Quando a charrete começa a andar, uns garotos malvestidos se
aproximam e a rodeiam, dançando e cantando. Entoam uma cantiga de
roda que, como é freqüente na Espanha, fala de morte mais que de vida.
A charrete se afasta lentamente. Ninguém, ou quase ninguém, na praça
e nas ruas, presta atenção ao cadáver que passa.
Inês pega a mão de Lorenzo e a aperta em sua mão direita. Com o braço
esquerdo segura a criança. A família está finalmente reunida.

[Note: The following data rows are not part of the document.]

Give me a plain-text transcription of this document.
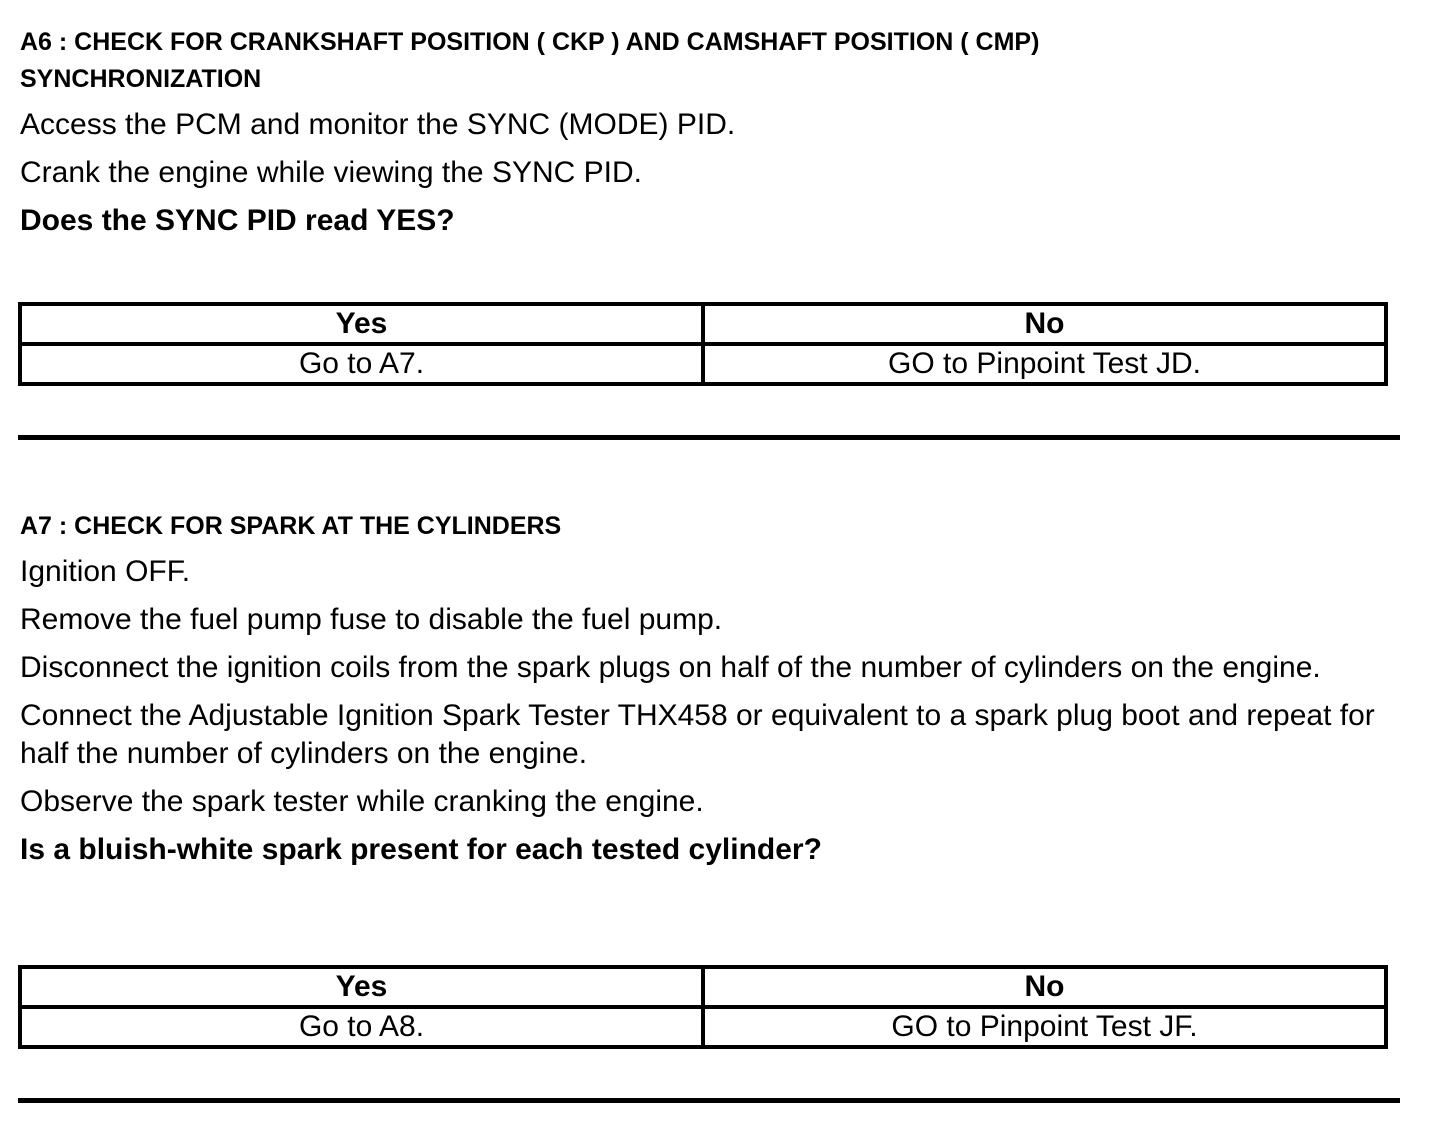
A6 : CHECK FOR CRANKSHAFT POSITION ( CKP ) AND CAMSHAFT POSITION ( CMP) SYNCHRONIZATION

Access the PCM and monitor the SYNC (MODE) PID.

Crank the engine while viewing the SYNC PID.

Does the SYNC PID read YES?

Yes	No
Go to A7.	GO to Pinpoint Test JD.
A7 : CHECK FOR SPARK AT THE CYLINDERS

Ignition OFF.

Remove the fuel pump fuse to disable the fuel pump.

Disconnect the ignition coils from the spark plugs on half of the number of cylinders on the engine.

Connect the Adjustable Ignition Spark Tester THX458 or equivalent to a spark plug boot and repeat for half the number of cylinders on the engine.

Observe the spark tester while cranking the engine.

Is a bluish-white spark present for each tested cylinder?

Yes	No
Go to A8.	GO to Pinpoint Test JF.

Goya, que viu Inês, corre para
alcançá-la e a chama por seu nome, várias vezes. Grita que volte, diz que
vai levá-la para casa, que vai cuidar dela. Aonde pensa chegar com esse
homem morto e essa criança que não é sua? Ela nem se vira.

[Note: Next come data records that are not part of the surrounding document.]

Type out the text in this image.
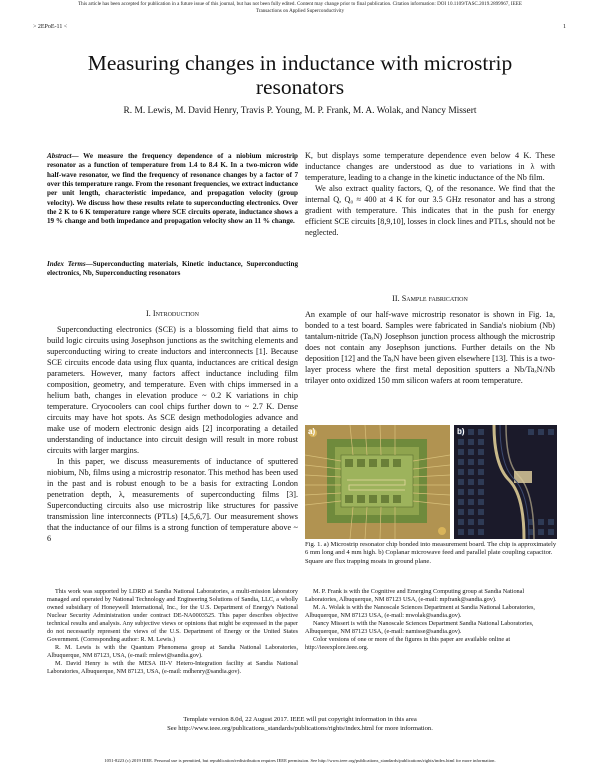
This article has been accepted for publication in a future issue of this journal, but has not been fully edited. Content may change prior to final publication. Citation information: DOI 10.1109/TASC.2019.2899967, IEEE
Transactions on Applied Superconductivity
> 2EPoE-11 <	1
Measuring changes in inductance with microstrip
resonators
R. M. Lewis, M. David Henry, Travis P. Young, M. P. Frank, M. A. Wolak, and Nancy Missert
Abstract— We measure the frequency dependence of a niobium microstrip resonator as a function of temperature from 1.4 to 8.4 K. In a two-micron wide half-wave resonator, we find the frequency of resonance changes by a factor of 7 over this temperature range. From the resonant frequencies, we extract inductance per unit length, characteristic impedance, and propagation velocity (group velocity). We discuss how these results relate to superconducting electronics. Over the 2 K to 6 K temperature range where SCE circuits operate, inductance shows a 19 % change and both impedance and propagation velocity show an 11 % change.
Index Terms—Superconducting materials, Kinetic inductance, Superconducting electronics, Nb, Superconducting resonators
I. Introduction

Superconducting electronics (SCE) is a blossoming field that aims to build logic circuits using Josephson junctions as the switching elements and superconducting wiring to create inductors and interconnects [1]. Because SCE circuits encode data using flux quanta, inductances are critical design parameters. However, many factors affect inductance including film composition, geometry, and temperature. Even with chips immersed in a helium bath, changes in elevation produce ~ 0.2 K variations in chip temperature. Cryocoolers can cool chips further down to ~ 2.7 K. Dense circuits may have hot spots. As SCE design methodologies advance and make use of modern electronic design aids [2] incorporating a detailed understanding of inductance into circuit design will result in more robust circuits with larger margins.

In this paper, we discuss measurements of inductance of sputtered niobium, Nb, films using a microstrip resonator. This method has been used in the past and is robust enough to be a basis for extracting London penetration depth, λ, measurements of superconducting films [3]. Superconducting circuits also use microstrip like structures for passive transmission line interconnects (PTLs) [4,5,6,7]. Our measurement shows that the inductance of our films is a strong function of temperature above ~ 6

K, but displays some temperature dependence even below 4 K. These inductance changes are understood as due to variations in λ with temperature, leading to a change in the kinetic inductance of the Nb film.

We also extract quality factors, Q, of the resonance. We find that the internal Q, Q₀ ≈ 400 at 4 K for our 3.5 GHz resonator and has a strong gradient with temperature. This indicates that in the push for energy efficient SCE circuits [8,9,10], losses in clock lines and PTLs, should not be neglected.

II. Sample fabrication

An example of our half-wave microstrip resonator is shown in Fig. 1a, bonded to a test board. Samples were fabricated in Sandia's niobium (Nb) tantalum-nitride (TaₓN) Josephson junction process although the microstrip does not contain any Josephson junctions. Further details on the Nb deposition [12] and the TaₓN have been given elsewhere [13]. This is a two-layer process where the first metal deposition sputters a Nb/TaₓN/Nb trilayer onto oxidized 150 mm silicon wafers at room temperature.

a)	b)
Fig. 1. a) Microstrip resonator chip bonded into measurement board. The chip is approximately 6 mm long and 4 mm high. b) Coplanar microwave feed and parallel plate coupling capacitor. Square are flux trapping moats in ground plane.

This work was supported by LDRD at Sandia National Laboratories, a multi-mission laboratory managed and operated by National Technology and Engineering Solutions of Sandia, LLC, a wholly owned subsidiary of Honeywell International, Inc., for the U.S. Department of Energy's National Nuclear Security Administration under contract DE-NA0003525. This paper describes objective technical results and analysis. Any subjective views or opinions that might be expressed in the paper do not necessarily represent the views of the U.S. Department of Energy or the United States Government. (Corresponding author: R. M. Lewis.)

R. M. Lewis is with the Quantum Phenomena group at Sandia National Laboratories, Albuquerque, NM 87123, USA, (e-mail: rmlewi@sandia.gov).

M. David Henry is with the MESA III-V Hetero-Integration facility at Sandia National Laboratories, Albuquerque, NM 87123, USA, (e-mail: mdhenry@sandia.gov).

M. P. Frank is with the Cognitive and Emerging Computing group at Sandia National Laboratories, Albuquerque, NM 87123 USA, (e-mail: mpfrank@sandia.gov).

M. A. Wolak is with the Nanoscale Sciences Department at Sandia National Laboratories, Albuquerque, NM 87123 USA, (e-mail: mwolak@sandia.gov).

Nancy Missert is with the Nanoscale Sciences Department Sandia National Laboratories, Albuquerque, NM 87123 USA, (e-mail: namisse@sandia.gov).

Color versions of one or more of the figures in this paper are available online at http://ieeexplore.ieee.org.

Template version 8.0d, 22 August 2017. IEEE will put copyright information in this area
See http://www.ieee.org/publications_standards/publications/rights/index.html for more information.
1051-8223 (c) 2019 IEEE. Personal use is permitted, but republication/redistribution requires IEEE permission. See http://www.ieee.org/publications_standards/publications/rights/index.html for more information.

A charrete entrou numa rua estreita e quase deserta que vai para o sul
da cidade. Os garotos ainda estão à sua volta, dançando e cantando. Na
certa vão continuar até o cemitério. Inês segura a mão do homem que
estava procurando há vinte anos, o único que ela conheceu na vida.
Também cantarola a meia-voz. Às vezes um sorriso atravessa os seus
lábios.
Goya os segue um pouco pelo beco, chamando Inês, depois desiste. Não
sabe se ela respondeu. Em todo caso, desde o dia em que veio bater à sua
porta, fez tudo o que pôde por ela. Agora está velho e precisa pensar em si
mesmo. Alguns acham, no seu meio, que a Inquisição também vai chamá-lo,
por ter colaborado com os franceses e por causa da imagem de uma mulher
totalmente nua que ele teria pintado. Goya não se preocupa além da conta,
ele sempre tem amigos bem situados, sabe que todos os artistas espanhóis
estão sendo perseguidos, o novo rei ainda lhe paga a sua pensão, ele vai
ver. Mas há algum tempo, principalmente após a morte de sua esposa,
pensa seriamente em deixar o país, que se tornou duro e impiedoso,
perigoso como a virtude, e ir morar em outro lugar, na França, por
exemplo.
Olha a charrete que se afasta pelo beco. Inês e Lorenzo saem ao mesmo
tempo da sua vida. Lembra intermitentemente de algumas imagens da sua
história em comum, imagens que vão esmaecer e logo, sem dúvida, como
tantas imagens, cairão no esquecimento. Lembra de ter chamado Inês de
fantasma, faz muito tempo. Revê com precisão, pela última vez, o rosto
desse fantasma que o perseguiu e que talvez ainda o persiga no futuro.
Fica parado no meio do beco. Não ouve nada. Vê a charrete, ao longe,
dobrando a esquina e desaparecendo. Está sozinho no meio da rua vazia.